Academics tend to be respected because of their reputations for having expert knowledge and some level of objectivity. As a result they are often sought as endorsers for various positions. I have written many times before of the danger that exists when that esteem is abused. This danger seems to be most present in the field of economics and medicine, not coincidentally because there is a lot of money at stake there.
Charles Ferguson, Academy Award winning producer of the excellent 2010 documentary Inside Job, said in an interview:
What you find is that very prominent professors of economics, often people who have also held high government posts, are paid to testify in Congress. They are paid to be expert witnesses in both civil and criminal trials. They’re often paid to write papers that praise the financial services industry and argue on behalf of deregulation of the industry. They make millions, in some cases tens of millions, of dollars doing this. And this is usually not disclosed. And in fact, university regulations do not require disclosure of these payments.
Glenn Hubbard is the dean of the business school at Columbia University and was a Mitt Romney advisor. He gained some notoriety when he bristled at having to answer questions about his role in the financial collapse when he was interviewed for the Ferguson documentary and displayed all the arrogance of the entitled class at being questioned by peons as to whether they might bear any responsibility for the shoddy dealings that led to so much hardship for so many. He sneered at the interviewer that he did not have to answer his questions because it was not a deposition. (You can see the clip and my review of the film here and an interview with Ferguson.)
Via Matt Taibbi, I learn that Hubbard actually was later deposed as part of legal proceedings centering on the failing of Countrywide Bank and the reasons for his earlier anger became quite clear. He was reluctant to admit that he pocketed huge fees for certifying that things were fine without actually checking very carefully. But in a legal deposition he had no choice but to answer the questions and he comes across as a hired gun for the ruling class.
In other words, the Dean of the Columbia University business school testified that the fact that Countrywide claimed to have conducted thorough due diligence when in fact it was pressuring underwriters to approve 60 to 70 mortgage applications a day and failing to verify any income levels or other key information (to say nothing of the outright falsification of such data, which also went on on a mass scale) – he testified that these issues were irrelevant.
So how did Hubbard manage to analyze Countrywide and conclude that mass fraud in its underwriting procedures wasn’t problematic? Easy: He didn’t look at the underwriting! All Hubbard did was take a group of Countrywide loans and compare them to a group of other loans from the same time period.
When that comparison revealed that Countrywide’s loans failed at about the same rate as the non-Countrywide loans, he smartly concluded that fraud wasn’t the problem and that macroeconomic factors must have been the cause.
Except for one thing: He left out the fact that about half of the loans in the “non-Countrywide” pool he selected for his analysis were originated by companies that were also being sued for underwriting fraud and other irregularities. What Hubbard did is compare a bunch of bad loans to a bunch of bad loans.

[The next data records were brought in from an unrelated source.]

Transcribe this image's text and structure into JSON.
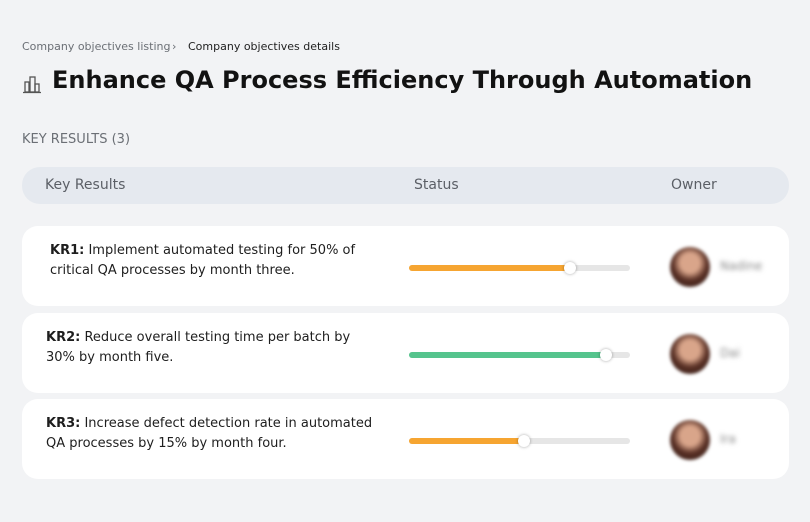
{
  "breadcrumb": {
    "parent": "Company objectives listing",
    "separator": "›",
    "current": "Company objectives details"
  },
  "header": {
    "title": "Enhance QA Process Efficiency Through Automation"
  },
  "section": {
    "label": "KEY RESULTS (3)"
  },
  "table": {
    "columns": [
      "Key Results",
      "Status",
      "Owner"
    ],
    "progress_range": [
      0,
      100
    ],
    "rows": [
      {
        "key": "KR1:",
        "text": "Implement automated testing for 50% of critical QA processes by month three.",
        "progress": 73,
        "color": "#f6a531",
        "owner": "Nadine"
      },
      {
        "key": "KR2:",
        "text": "Reduce overall testing time per batch by 30% by month five.",
        "progress": 89,
        "color": "#55c48d",
        "owner": "Dai"
      },
      {
        "key": "KR3:",
        "text": "Increase defect detection rate in automated QA processes by 15% by month four.",
        "progress": 52,
        "color": "#f6a531",
        "owner": "Ira"
      }
    ]
  }
}
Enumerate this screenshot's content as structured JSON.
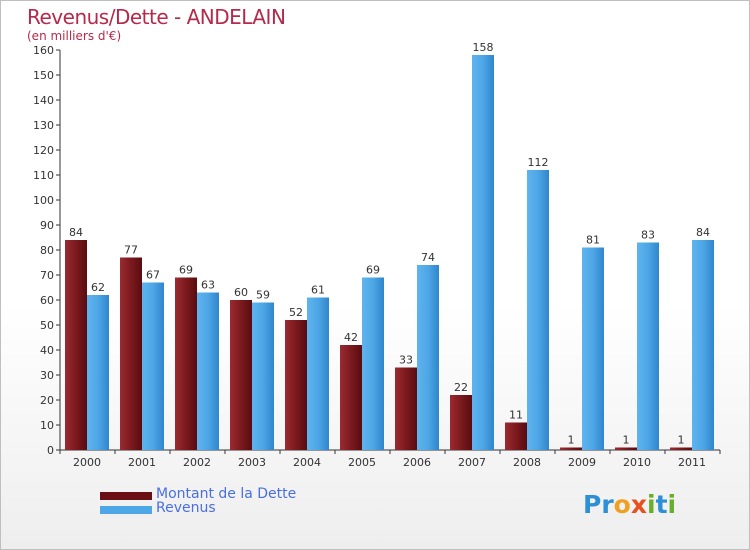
{
  "title": "Revenus/Dette - ANDELAIN",
  "subtitle": "(en milliers d'€)",
  "colors": {
    "title": "#b5294b",
    "dette": "#7a1a1e",
    "revenus": "#4ea6e6",
    "legend_text": "#4a6fe0"
  },
  "legend": [
    {
      "label": "Montant de la Dette",
      "color": "#6b0f14"
    },
    {
      "label": "Revenus",
      "color": "#4ea6e6"
    }
  ],
  "logo": {
    "text": "Proxiti"
  },
  "chart_data": {
    "type": "bar",
    "title": "Revenus/Dette - ANDELAIN",
    "subtitle": "(en milliers d'€)",
    "categories": [
      "2000",
      "2001",
      "2002",
      "2003",
      "2004",
      "2005",
      "2006",
      "2007",
      "2008",
      "2009",
      "2010",
      "2011"
    ],
    "series": [
      {
        "name": "Montant de la Dette",
        "values": [
          84,
          77,
          69,
          60,
          52,
          42,
          33,
          22,
          11,
          1,
          1,
          1
        ]
      },
      {
        "name": "Revenus",
        "values": [
          62,
          67,
          63,
          59,
          61,
          69,
          74,
          158,
          112,
          81,
          83,
          84
        ]
      }
    ],
    "ylim": [
      0,
      160
    ],
    "yticks": [
      0,
      10,
      20,
      30,
      40,
      50,
      60,
      70,
      80,
      90,
      100,
      110,
      120,
      130,
      140,
      150,
      160
    ],
    "grid": false,
    "legend_position": "bottom-left"
  }
}
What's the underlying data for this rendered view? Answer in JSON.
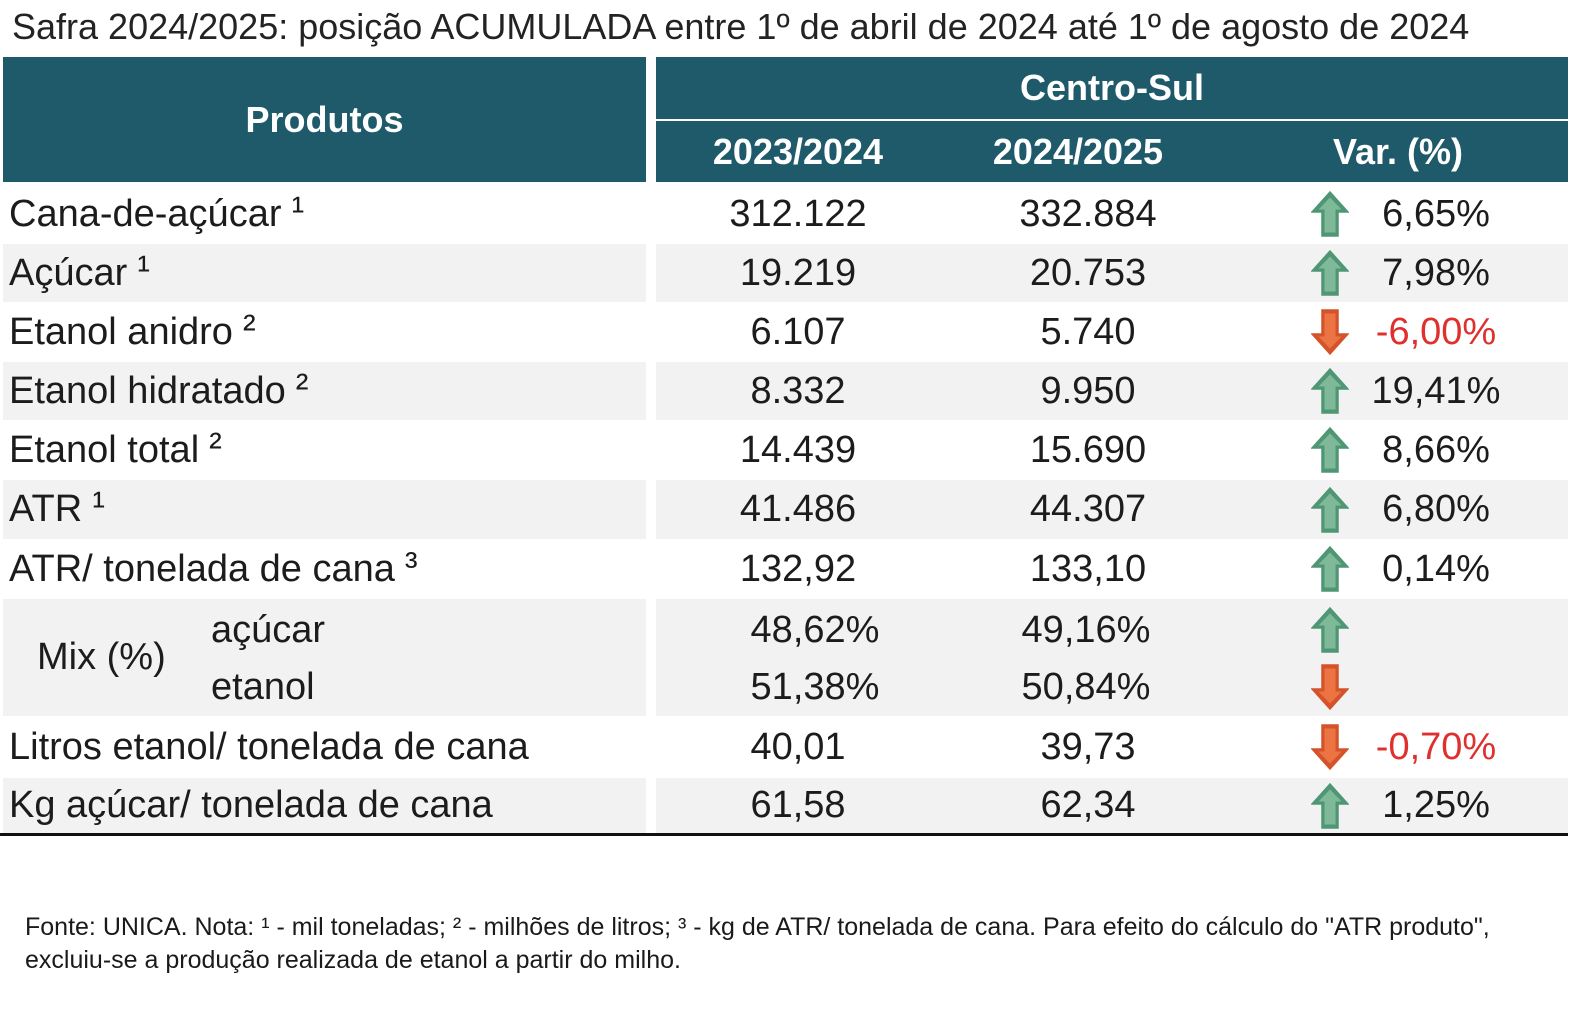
{
  "title": "Safra 2024/2025: posição ACUMULADA entre 1º de abril de 2024 até 1º de agosto de 2024",
  "colors": {
    "header_bg": "#1f5a6a",
    "header_text": "#ffffff",
    "stripe_bg": "#f2f2f2",
    "up_arrow": "#4f9675",
    "up_arrow_light": "#80b999",
    "down_arrow": "#d4532b",
    "down_arrow_light": "#ec7443",
    "negative_text": "#e0302e"
  },
  "header": {
    "products": "Produtos",
    "region": "Centro-Sul",
    "columns": [
      "2023/2024",
      "2024/2025",
      "Var. (%)"
    ]
  },
  "table": {
    "rows": [
      {
        "label": "Cana-de-açúcar",
        "note": "¹",
        "v2023": "312.122",
        "v2024": "332.884",
        "var": "6,65%",
        "icon": "arrow-up-icon"
      },
      {
        "label": "Açúcar",
        "note": "¹",
        "v2023": "19.219",
        "v2024": "20.753",
        "var": "7,98%",
        "icon": "arrow-up-icon"
      },
      {
        "label": "Etanol anidro",
        "note": "²",
        "v2023": "6.107",
        "v2024": "5.740",
        "var": "-6,00%",
        "icon": "arrow-down-icon"
      },
      {
        "label": "Etanol hidratado",
        "note": "²",
        "v2023": "8.332",
        "v2024": "9.950",
        "var": "19,41%",
        "icon": "arrow-up-icon"
      },
      {
        "label": "Etanol total",
        "note": "²",
        "v2023": "14.439",
        "v2024": "15.690",
        "var": "8,66%",
        "icon": "arrow-up-icon"
      },
      {
        "label": "ATR",
        "note": "¹",
        "v2023": "41.486",
        "v2024": "44.307",
        "var": "6,80%",
        "icon": "arrow-up-icon"
      },
      {
        "label": "ATR/ tonelada de cana",
        "note": "³",
        "v2023": "132,92",
        "v2024": "133,10",
        "var": "0,14%",
        "icon": "arrow-up-icon"
      },
      {
        "label": "Mix (%)",
        "items": [
          {
            "label": "açúcar",
            "v2023": "48,62%",
            "v2024": "49,16%",
            "icon": "arrow-up-icon"
          },
          {
            "label": "etanol",
            "v2023": "51,38%",
            "v2024": "50,84%",
            "icon": "arrow-down-icon"
          }
        ]
      },
      {
        "label": "Litros etanol/ tonelada de cana",
        "v2023": "40,01",
        "v2024": "39,73",
        "var": "-0,70%",
        "icon": "arrow-down-icon"
      },
      {
        "label": "Kg açúcar/ tonelada de cana",
        "v2023": "61,58",
        "v2024": "62,34",
        "var": "1,25%",
        "icon": "arrow-up-icon"
      }
    ]
  },
  "footer": {
    "line1": "Fonte: UNICA. Nota: ¹ - mil toneladas; ² - milhões de litros; ³ - kg de ATR/ tonelada de cana. Para efeito do cálculo do \"ATR produto\",",
    "line2": "excluiu-se a produção realizada de etanol a partir do milho."
  }
}
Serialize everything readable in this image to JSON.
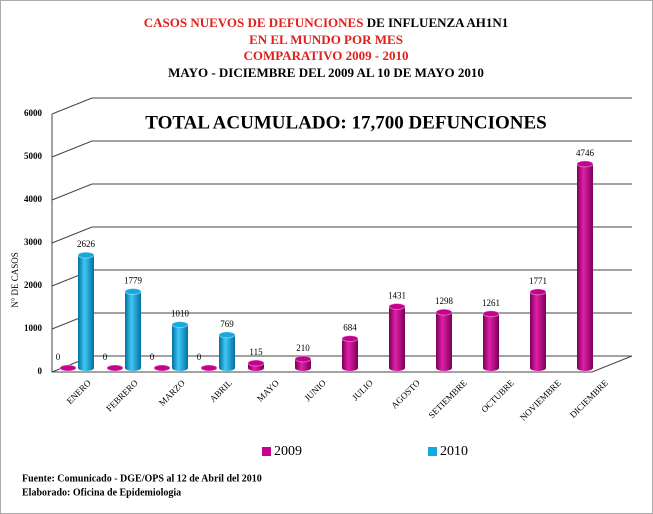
{
  "chart_data": {
    "type": "bar",
    "title": [
      "CASOS NUEVOS DE DEFUNCIONES",
      "DE INFLUENZA AH1N1",
      "EN EL MUNDO POR MES",
      "COMPARATIVO 2009 - 2010"
    ],
    "subtitle": "MAYO - DICIEMBRE DEL 2009 AL 10 DE MAYO 2010",
    "annotation": "TOTAL ACUMULADO: 17,700 DEFUNCIONES",
    "y_label": "N° DE CASOS",
    "categories": [
      "ENERO",
      "FEBRERO",
      "MARZO",
      "ABRIL",
      "MAYO",
      "JUNIO",
      "JULIO",
      "AGOSTO",
      "SETIEMBRE",
      "OCTUBRE",
      "NOVIEMBRE",
      "DICIEMBRE"
    ],
    "series": [
      {
        "name": "2009",
        "color": "#c8008f",
        "values": [
          0,
          0,
          0,
          0,
          115,
          210,
          684,
          1431,
          1298,
          1261,
          1771,
          4746
        ]
      },
      {
        "name": "2010",
        "color": "#16a9e1",
        "values": [
          2626,
          1779,
          1010,
          769,
          null,
          null,
          null,
          null,
          null,
          null,
          null,
          null
        ]
      }
    ],
    "ylim": [
      0,
      6000
    ],
    "yticks": [
      0,
      1000,
      2000,
      3000,
      4000,
      5000,
      6000
    ],
    "grid": true,
    "footer": [
      "Fuente: Comunicado - DGE/OPS  al 12 de Abril del 2010",
      "Elaborado: Oficina de Epidemiologia"
    ]
  }
}
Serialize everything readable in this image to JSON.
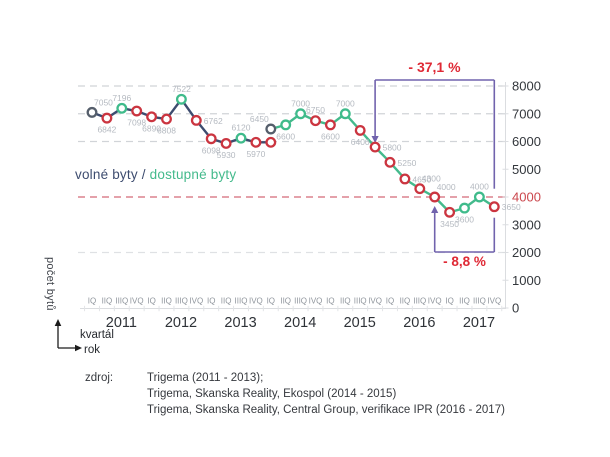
{
  "legend": {
    "series1": "volné byty",
    "separator": " / ",
    "series2": "dostupné byty"
  },
  "y_axis": {
    "title": "počet bytů",
    "ticks": [
      "8000",
      "7000",
      "6000",
      "5000",
      "4000",
      "3000",
      "2000",
      "1000",
      "0"
    ],
    "highlighted_tick": "4000"
  },
  "x_axis": {
    "quarter_axis_label": "kvartál",
    "year_axis_label": "rok",
    "quarters": [
      "IQ",
      "IIQ",
      "IIIQ",
      "IVQ"
    ],
    "years": [
      "2011",
      "2012",
      "2013",
      "2014",
      "2015",
      "2016",
      "2017"
    ]
  },
  "annotations": {
    "total_drop": {
      "text": "- 37,1 %",
      "arrow_index": 19,
      "end_index": 27,
      "side": "top"
    },
    "recent_drop": {
      "text": "- 8,8 %",
      "arrow_index": 23,
      "end_index": 27,
      "side": "bottom"
    }
  },
  "source": {
    "label": "zdroj:",
    "lines": [
      "Trigema (2011 - 2013);",
      "Trigema, Skanska Reality, Ekospol (2014 - 2015)",
      "Trigema, Skanska Reality, Central Group, verifikace IPR (2016 - 2017)"
    ]
  },
  "colors": {
    "navy": "#3d4c6f",
    "green": "#44ba8c",
    "red_marker": "#cb3540",
    "gray_marker": "#555e6b",
    "accent_red": "#df2935",
    "purple": "#7163ad",
    "grid_gray": "#d1d4d8",
    "grid_light": "#dfe1e4",
    "grid_red": "#dc828d",
    "axis_line": "#dbdde0",
    "value_label": "#b5bac1",
    "quarter_label": "#8f959c",
    "year_label": "#2e3237",
    "tick_label": "#33373c",
    "tick_label_red": "#cb474d"
  },
  "chart_data": {
    "type": "line",
    "ylim": [
      0,
      8000
    ],
    "quarters_total": 28,
    "gridlines": [
      {
        "value": 8000,
        "style": "gray"
      },
      {
        "value": 7000,
        "style": "gray"
      },
      {
        "value": 6000,
        "style": "gray"
      },
      {
        "value": 4000,
        "style": "red"
      },
      {
        "value": 2000,
        "style": "light"
      }
    ],
    "series": [
      {
        "name": "volné byty",
        "color_key": "navy",
        "start_index": 0,
        "values": [
          7050,
          6842,
          7196,
          7098,
          6890,
          6808,
          7522,
          6762,
          6098,
          5930,
          6120,
          5970,
          5970
        ],
        "point_labels": [
          "7050",
          "6842",
          "7196",
          "7098",
          "6890",
          "6808",
          "7522",
          "6762",
          "6098",
          "5930",
          "6120",
          "5970",
          ""
        ],
        "markers": [
          "gray",
          "red",
          "green",
          "red",
          "red",
          "red",
          "green",
          "red",
          "red",
          "red",
          "green",
          "red",
          "red"
        ],
        "label_pos": [
          "above-right",
          "below",
          "above",
          "below",
          "below",
          "below",
          "above",
          "right",
          "below",
          "below",
          "above",
          "below",
          ""
        ]
      },
      {
        "name": "dostupné byty",
        "color_key": "green",
        "start_index": 12,
        "values": [
          6450,
          6600,
          7000,
          6750,
          6600,
          7000,
          6400,
          5800,
          5250,
          4650,
          4300,
          4000,
          3450,
          3600,
          4000,
          3650
        ],
        "point_labels": [
          "6450",
          "6600",
          "7000",
          "6750",
          "6600",
          "7000",
          "6400",
          "5800",
          "5250",
          "4650",
          "4300",
          "4000",
          "3450",
          "3600",
          "4000",
          "3650"
        ],
        "markers": [
          "gray",
          "green",
          "green",
          "red",
          "red",
          "green",
          "red",
          "red",
          "red",
          "red",
          "red",
          "red",
          "red",
          "green",
          "green",
          "red"
        ],
        "label_pos": [
          "above-left",
          "below",
          "above",
          "above",
          "below",
          "above",
          "below",
          "right",
          "right",
          "right",
          "above-right",
          "above-right",
          "below",
          "below",
          "above",
          "right"
        ]
      }
    ]
  }
}
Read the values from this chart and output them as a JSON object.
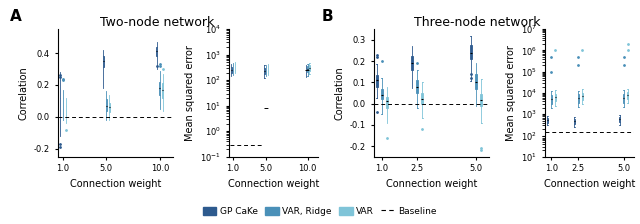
{
  "title_A": "Two-node network",
  "title_B": "Three-node network",
  "color_cake": "#2d5a8e",
  "color_var_ridge": "#4a90b8",
  "color_var": "#7fc4d8",
  "xlabel": "Connection weight",
  "ylabel_corr": "Correlation",
  "ylabel_mse": "Mean squared error",
  "A_corr_xticks": [
    1.0,
    5.0,
    10.0
  ],
  "A_corr_ylim": [
    -0.25,
    0.55
  ],
  "A_corr_yticks": [
    -0.2,
    0.0,
    0.2,
    0.4
  ],
  "B_corr_xticks": [
    1.0,
    2.5,
    5.0
  ],
  "B_corr_ylim": [
    -0.25,
    0.35
  ],
  "B_corr_yticks": [
    -0.2,
    -0.1,
    0.0,
    0.1,
    0.2,
    0.3
  ]
}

The reason this kind of behavior by prominent figures is bad in general is that it gives ammunition to those who would seek to discredit academic expert opinion on other important issues such as health and climate change. Even Taibbi is disillusioned, and rightly so.
Given the great masses of information that was out there about Countrywide, Hubbard in other words had to perform a labor of Hercules to avoid letting the truth about the company slip through a crack in his skull. Naturally, this awesome ability to non-absorb information makes him qualified to be one of America’s leading academics. Way to go, American learning!
For another example, take the decision by the American Psychiatric Association to change the way it diagnosed depression. For a long time, doctors were told in the authoritative handbook put out by the association to not diagnose depression if the patient had recently suffered a bereavement, since it seemed reasonable that symptoms in such cases were caused by that fact and would be transient, with time and nature acting as healers. But not any longer.
In what some prominent critics have called a bonanza for the drug companies, the American Psychiatric Association this month voted to drop the old warning against diagnosing depression in the bereaved, opening the way for more of them to be diagnosed with major depression — and thus, treated with antidepressants.
What was the problem with this change in recommendation?
The change in the handbook, which could have significant financial implications for the $10 billion U.S. antidepressant market, was developed in large part by people affiliated with the pharmaceutical industry, an examination of financial disclosures shows.
The association itself depends in part on industry funding, and the majority of experts on the committee that drafted the new diagnostic guideline have either received research grants from the drug companies, held stock in them, or served them as speakers or consultants.
People in academia have a good life. The salaries, benefits, and working conditions are good and those who have tenure have enviable job security. This is meant to allow them to speak the truth and give unbiased opinions without fear of repercussions. But this carries with it a great responsibility to actually do so. The more academics start to look like paid shills, the less deserving they become of those privileges.
If academics do not do a better job of policing themselves and acting in ways that are transparently ethical, they will deserve the opprobrium that will be heaped on them.